Keep in mind that IRI expanded the definition of craft to include Blue Moon, Shock Top and Leinunkugel for 2015. Those brands were flat and combined for less than 3 percent of craft dollar share for the year, which means fake craft brands aren't contributing much to overall craft growth here, as expected.
You might think growth in the craft segment is being driven by the large breweries, places like Deschutes, Widmer, Portland Brewing, Bridgeport, New Belgium, etc. But that's not the case. In fact, the big guys collectively lost more than 1.5 percent dollar share for the year, led by Gambrinus/Bridgeport at -14 percent. This isn't your grandpa's craft beer market.
It turns out a few up-and-coming breweries showed the biggest percentage growth for 2015. Hop Valley led the pack, up 86 percent and accounting for nearly 2 percent of the market in dollars. I have no idea which specific brands drove that growth, but I suspect it has a lot to do with releasing more options in price-friendly six-packs of bottles and cans. Hop Valley's dollar growth ($1.7 million) led the entire market.
Of course, there's more. A host of mostly smaller breweries combined to overcome what the larger breweries lost, a trend started several years ago.
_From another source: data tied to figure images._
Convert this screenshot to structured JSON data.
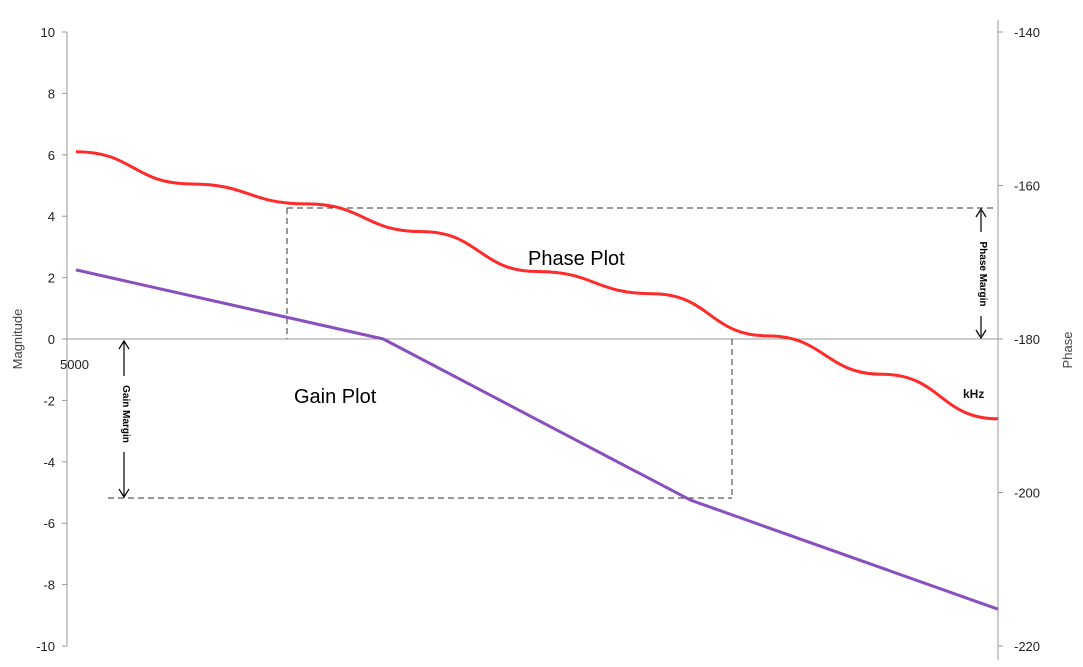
{
  "chart_data": {
    "type": "line",
    "title": "",
    "left_axis": {
      "label": "Magnitude",
      "ylim": [
        -10,
        10
      ],
      "ticks": [
        "10",
        "8",
        "6",
        "4",
        "2",
        "0",
        "-2",
        "-4",
        "-6",
        "-8",
        "-10"
      ]
    },
    "right_axis": {
      "label": "Phase",
      "ylim": [
        -220,
        -140
      ],
      "ticks": [
        "-140",
        "-160",
        "-180",
        "-200",
        "-220"
      ]
    },
    "x_axis": {
      "start_label": "5000",
      "unit_label": "kHz"
    },
    "series": [
      {
        "name": "Phase Plot",
        "axis": "right",
        "color": "#ff2a2a",
        "values": [
          -155.6,
          -159.8,
          -162.4,
          -166.0,
          -171.2,
          -174.1,
          -179.6,
          -184.6,
          -190.4
        ]
      },
      {
        "name": "Gain Plot",
        "axis": "left",
        "color": "#8a4fbf",
        "values": [
          2.25,
          0.0,
          -5.25,
          -8.8
        ]
      }
    ],
    "annotations": {
      "phase_margin": "Phase Margin",
      "gain_margin": "Gain Margin",
      "phase_margin_reference": -180,
      "phase_at_gain_crossover": -163.2,
      "gain_at_phase_crossover": -5.25
    }
  }
}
Be careful about reading too much into the graph below. Why? Because Ninkasi's 10 percent growth and Sierra Nevada's 21 percent growth represent a lot more volume (in beer and dollars) than the big growth numbers posted by Breakside, Three Creeks, etc. The graph is best seen as a rough visual aid.
We've known for a while that Portland is an increasingly brutal market for macro lagers. It's actually worse than it looks because IRI is based on retail sales and does not include beer sold in taverns, pubs, restaurants or independent convenience stores. If all beer sold in Portland were part of IRI, craft's market share would easily exceed 60 percent in dollars. Well, that's what I've been told by people who know about such things.
There's not much more to say, except let the beatdown continue.